Выбрать главу

Прежде всего потому, что у Новалиса за спиной то, чего нет у его переводчиков. Это и средневековая схоластика и томизм, научившие европейцев не противопоставлять знание и веру. Это и миннезингеры и трубадуры, открывшие интимность чувства и огромный мир эротики, во всех ее разновидностях и разветвлениях. Это и Реформация: не стоит забывать, что немецкое Просвещение и немецкий романтизм — дело прежде всего выходцев из протестантской среды. Об этом забывают в России те, кто, рассуждая о романтизме, все время носится с пугалом католицизма. Поэтому переводчик Новалиса на русский оказывается, как и во многих других случаях перевода с „западноевропейского“ на русский, перед необходимостью срезать верхушку, поздний слой европейских смысловых структур, оставляя по ту сторону всю предысторию. С соответствующим результатом.

Не было в России свободной религиозной лирики, в какой-то мере сопоставимой с протестантской традицией религиозной поэзии, к которой и примыкал, при всей своей оригинальности и своенравности, Новалис. Были лишь неофициальные фольклорные духовные стихи — и не случайно Вячеслав Иванов „Духовные песни“ Новалиса в своем переводе озаглавил „Духовные стихи“. Это была единственная традиция, на которую он мог опереться. Но традиция- то совершенно не так Новалис уже предельно далек от фольклора, даже если — как и все романтики — ощущает необычайную тягу к примитивному, изначальному. Но это потому, что они уже где-то далеко, там, куда прямая дорога оборвалась.

Новалис, разумеется, мистик, но мистика его тоже совсем иная. Мистика Новалиса — это мистика человека новоевропейского, которому совершенно не мешает наука, более того, он через науку выходит к мистической медитации. Увлекаясь идеалистической философией и алхимией, обращаясь к средневековому наследию веры, Новалис в то же время отправился (уже закончив университетский курс) учиться в знаменитую тогда Горную академию во Фрайберге, где преподавал один из основателей современной геологии Абраам Готлиб Вернер. И помимо практического резона им двигало стремление познать глубины той планеты, на которой мы живем (стремление в те времена достаточно распространенное, Гете тоже занимался минералогией и геологией). Занятия естественными науками и математикой были важной частью творческой жизни поэта, совсем не противоречившей его духовным увлечениям. Новалис мог очень критично относиться к Просвещению (в особенности в его немецком, прусском варианте), однако у него за плечами был основательный просветительский багаж. Поэтому, например, в его мистических устремлениях нет того пассивного фатализма, который отличает российскую мистику и окрашивает также и переводы Новалиса на русский язык.
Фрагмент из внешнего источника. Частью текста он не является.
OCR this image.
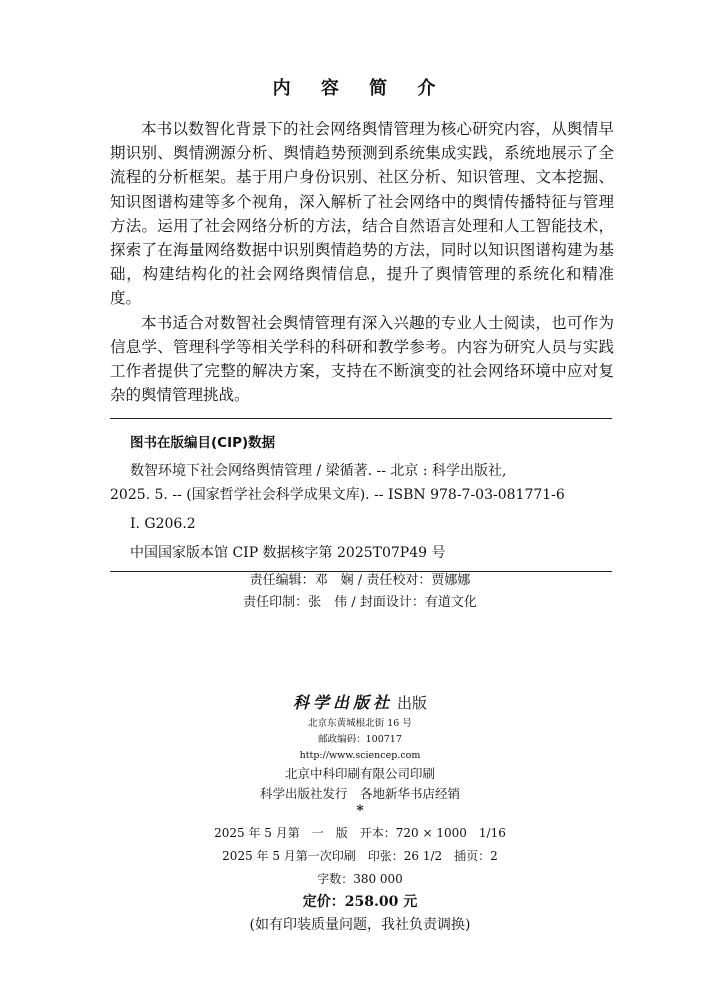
内 容 简 介

本书以数智化背景下的社会网络舆情管理为核心研究内容，从舆情早期识别、舆情溯源分析、舆情趋势预测到系统集成实践，系统地展示了全流程的分析框架。基于用户身份识别、社区分析、知识管理、文本挖掘、知识图谱构建等多个视角，深入解析了社会网络中的舆情传播特征与管理方法。运用了社会网络分析的方法，结合自然语言处理和人工智能技术，探索了在海量网络数据中识别舆情趋势的方法，同时以知识图谱构建为基础，构建结构化的社会网络舆情信息，提升了舆情管理的系统化和精准度。

本书适合对数智社会舆情管理有深入兴趣的专业人士阅读，也可作为信息学、管理科学等相关学科的科研和教学参考。内容为研究人员与实践工作者提供了完整的解决方案，支持在不断演变的社会网络环境中应对复杂的舆情管理挑战。

图书在版编目(CIP)数据
数智环境下社会网络舆情管理 / 梁循著. -- 北京 : 科学出版社,
2025. 5. -- (国家哲学社会科学成果文库). -- ISBN 978-7-03-081771-6
Ⅰ. G206.2
中国国家版本馆 CIP 数据核字第 2025T07P49 号
责任编辑：邓　娴 / 责任校对：贾娜娜
责任印制：张　伟 / 封面设计：有道文化
科学出版社 出版
北京东黄城根北街 16 号
邮政编码：100717
http://www.sciencep.com
北京中科印刷有限公司印刷
科学出版社发行　各地新华书店经销
*
2025 年 5 月第　一　版　开本：720 × 1000　1/16
2025 年 5 月第一次印刷　印张：26 1/2　插页：2
字数：380 000
定价：258.00 元
(如有印装质量问题，我社负责调换)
Религиозность Новалиса абсолютно свободная и в своих основах индивидуальная. В ней нет ни ритуализованной церковности, ни послушной набожности. Он прошел через школу пантеизма и потому уже не мог быть примерным прихожанином, даже если по временам и пытался воображать себя таковым. Да и крепкая семейная протестантская закалка приучила его: отвечай прежде всего сам за себя.

Вячеслав Иванов

Особая статья — эротика, которой пронизана духовная (подчеркиваю это) лирика Новалиса. Вообще романтический период — это прорыв эротики в немецкой культуре. Совершенно эротичен Гете, и его классицизм этому никак не мешает, напротив — с классицизмом к нему приходит вся средиземноморская эротическая культура („Римские элегии“! В рукописи этот цикл назывался совершенно ясно: „Erotica Romana“). От античной культуры эротическая линия идет через средневековье (культ Девы Марии в Западной Европе носил несомненные эротические черты), Возрождение и гуманизм, барокко и рококо к концу XVIII века, где она была подхвачена самыми разными представителями европейской культуры, романтики при этом совсем не были в стороне. Откуда вообще эта фигура воздыхающего придурка „с душою прямо геттингенской“? Конечно, Геттингенский университет был одним из основных научных центров того времени, однако студенты, учившиеся там, вели достаточно свободный образ жизни. Романтики не только предавались эротическим увлечениям в литературе, но и в обыденной жизни были далеки от воздержания.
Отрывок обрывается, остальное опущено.